Which column would have the strongest relationship with the current shipment status? The price of a single unit of automobile? Or would using the total price of the shipment be better… or maybe just the date that it was ordered?
What sort of relationships can I draw between the colums?
I wonder if the maximum or minimum price per unit is an outlier…
The Interquartile Range Rule suggests a distance from the mean where a point becomes an outlier. I think it was 150% of the difference between the 3rd and 1st quartiles.
midSpread <- 1.5 * (quantile(df$PRICEEACH, .75) - quantile(df$PRICEEACH, .25))
midSpread
## 75%
## 87.5325
Now that I’ve found the IQR, I added and subtracted it from the mean.

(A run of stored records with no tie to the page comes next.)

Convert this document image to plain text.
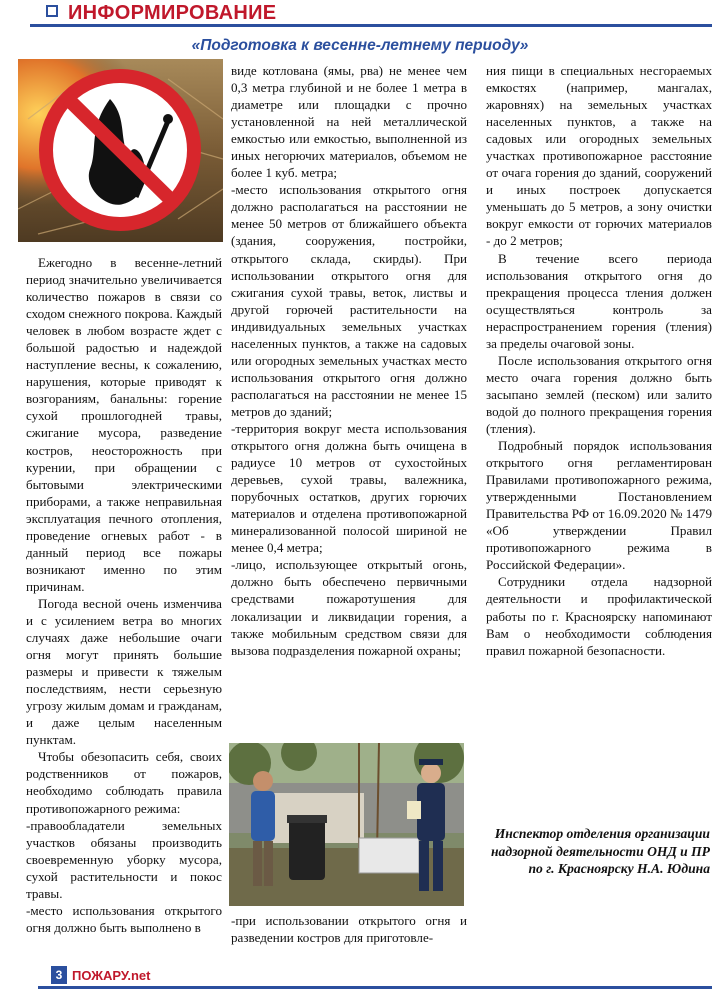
ИНФОРМИРОВАНИЕ
«Подготовка к весенне-летнему периоду»

Ежегодно в весенне-летний период значительно увеличивается количество пожаров в связи со сходом снежного покрова. Каждый человек в любом возрасте ждет с большой радостью и надеждой наступление весны, к сожалению, нарушения, которые приводят к возгораниям, банальны: горение сухой прошлогодней травы, сжигание мусора, разведение костров, неосторожность при курении, при обращении с бытовыми электрическими приборами, а также неправильная эксплуатация печного отопления, проведение огневых работ - в данный период все пожары возникают именно по этим причинам.

Погода весной очень изменчива и с усилением ветра во многих случаях даже небольшие очаги огня могут принять большие размеры и привести к тяжелым последствиям, нести серьезную угрозу жилым домам и гражданам, и даже целым населенным пунктам.

Чтобы обезопасить себя, своих родственников от пожаров, необходимо соблюдать правила противопожарного режима:

-правообладатели земельных участков обязаны производить своевременную уборку мусора, сухой растительности и покос травы.

-место использования открытого огня должно быть выполнено в

виде котлована (ямы, рва) не менее чем 0,3 метра глубиной и не более 1 метра в диаметре или площадки с прочно установленной на ней металлической емкостью или емкостью, выполненной из иных негорючих материалов, объемом не более 1 куб. метра;

-место использования открытого огня должно располагаться на расстоянии не менее 50 метров от ближайшего объекта (здания, сооружения, постройки, открытого склада, скирды). При использовании открытого огня для сжигания сухой травы, веток, листвы и другой горючей растительности на индивидуальных земельных участках населенных пунктов, а также на садовых или огородных земельных участках место использования открытого огня должно располагаться на расстоянии не менее 15 метров до зданий;

-территория вокруг места использования открытого огня должна быть очищена в радиусе 10 метров от сухостойных деревьев, сухой травы, валежника, порубочных остатков, других горючих материалов и отделена противопожарной минерализованной полосой шириной не менее 0,4 метра;

-лицо, использующее открытый огонь, должно быть обеспечено первичными средствами пожаротушения для локализации и ликвидации горения, а также мобильным средством связи для вызова подразделения пожарной охраны;

-при использовании открытого огня и разведении костров для приготовле-

ния пищи в специальных несгораемых емкостях (например, мангалах, жаровнях) на земельных участках населенных пунктов, а также на садовых или огородных земельных участках противопожарное расстояние от очага горения до зданий, сооружений и иных построек допускается уменьшать до 5 метров, а зону очистки вокруг емкости от горючих материалов - до 2 метров;

В течение всего периода использования открытого огня до прекращения процесса тления должен осуществляться контроль за нераспространением горения (тления) за пределы очаговой зоны.

После использования открытого огня место очага горения должно быть засыпано землей (песком) или залито водой до полного прекращения горения (тления).

Подробный порядок использования открытого огня регламентирован Правилами противопожарного режима, утвержденными Постановлением Правительства РФ от 16.09.2020 № 1479 «Об утверждении Правил противопожарного режима в Российской Федерации».

Сотрудники отдела надзорной деятельности и профилактической работы по г. Красноярску напоминают Вам о необходимости соблюдения правил пожарной безопасности.

Инспектор отделения организации надзорной деятельности ОНД и ПР по г. Красноярску Н.А. Юдина
3 ПОЖАРУ.net
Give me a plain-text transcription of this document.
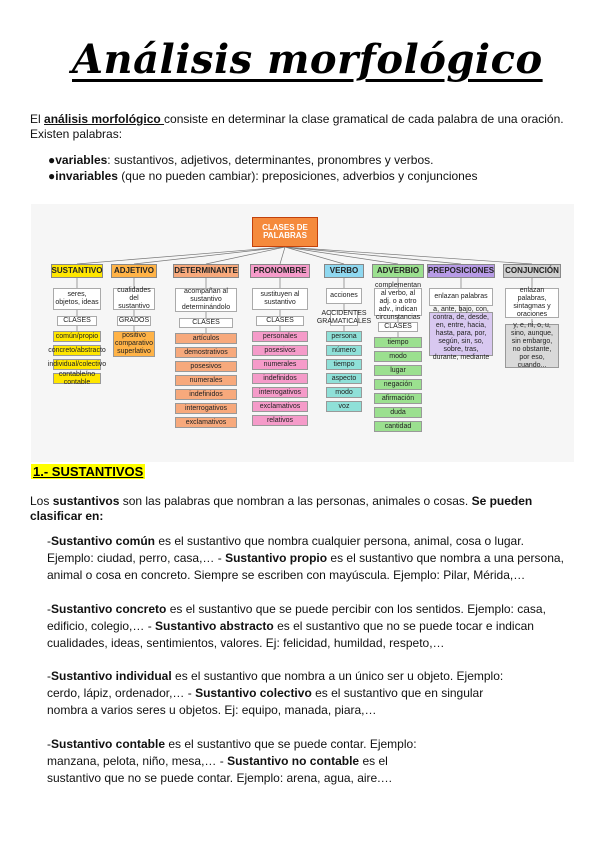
Análisis morfológico
El análisis morfológico consiste en determinar la clase gramatical de cada palabra de una oración.
Existen palabras:
●variables: sustantivos, adjetivos, determinantes, pronombres y verbos.
●invariables (que no pueden cambiar): preposiciones, adverbios y conjunciones
CLASES DE PALABRAS
SUSTANTIVO
seres, objetos, ideas
CLASES
común/propio
concreto/abstracto
individual/colectivo
contable/no contable
ADJETIVO
cualidades del sustantivo
GRADOS
positivo comparativo superlativo
DETERMINANTE
acompañan al sustantivo determinándolo
CLASES
artículos
demostrativos
posesivos
numerales
indefinidos
interrogativos
exclamativos
PRONOMBRE
sustituyen al sustantivo
CLASES
personales
posesivos
numerales
indefinidos
interrogativos
exclamativos
relativos
VERBO
acciones
ACCIDENTES GRAMATICALES
persona
número
tiempo
aspecto
modo
voz
ADVERBIO
complementan al verbo, al adj. o a otro adv., indican circunstancias
CLASES
tiempo
modo
lugar
negación
afirmación
duda
cantidad
PREPOSICIONES
enlazan palabras
a, ante, bajo, con, contra, de, desde, en, entre, hacia, hasta, para, por, según, sin, so, sobre, tras, durante, mediante
CONJUNCIÓN
enlazan palabras, sintagmas y oraciones
y, e, ni, o, u, sino, aunque, sin embargo, no obstante, por eso, cuando...
1.- SUSTANTIVOS
Los sustantivos son las palabras que nombran a las personas, animales o cosas. Se pueden
clasificar en:
-Sustantivo común es el sustantivo que nombra cualquier persona, animal, cosa o lugar.
Ejemplo: ciudad, perro, casa,… - Sustantivo propio es el sustantivo que nombra a una persona,
animal o cosa en concreto. Siempre se escriben con mayúscula. Ejemplo: Pilar, Mérida,…
-Sustantivo concreto es el sustantivo que se puede percibir con los sentidos. Ejemplo: casa,
edificio, colegio,… - Sustantivo abstracto es el sustantivo que no se puede tocar e indican
cualidades, ideas, sentimientos, valores. Ej: felicidad, humildad, respeto,…
-Sustantivo individual es el sustantivo que nombra a un único ser u objeto. Ejemplo:
cerdo, lápiz, ordenador,… - Sustantivo colectivo es el sustantivo que en singular
nombra a varios seres u objetos. Ej: equipo, manada, piara,…
-Sustantivo contable es el sustantivo que se puede contar. Ejemplo:
manzana, pelota, niño, mesa,… - Sustantivo no contable es el
sustantivo que no se puede contar. Ejemplo: arena, agua, aire.…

mean(df$PRICEEACH) + midSpread
## 75%
## 188.6315
mean(df$PRICEEACH) - midSpread
## 75%
## 13.56645
The lower value’s less than the miniumum, yet the higher’s value’s also less than the maximum - so the max would be an outlier from the IQR rule.
I guess that makes sense - just what luxury cars will cost you!
I chose to create a histogram for the PRICEEACH column, as I had already found the variables for a boxplot.
ggplot(
data = df,
mapping = aes(x = PRICEEACH)
) +
geom_histogram(
binwidth = 10
)
I expected outliers in the maximum, but I didn’t expect the graph to look that right-skewed. Maybe most automobile shipments follow this trend…?
I created a histogram for the STATUS column, too.
ggplot(
data = df,
mapping = aes(x = STATUS)
) +
geom_bar()
Looks like they get their job done most of the time with relatively few disputes. They must be a trustworthy shipping company, even if this isn’t a yearly record.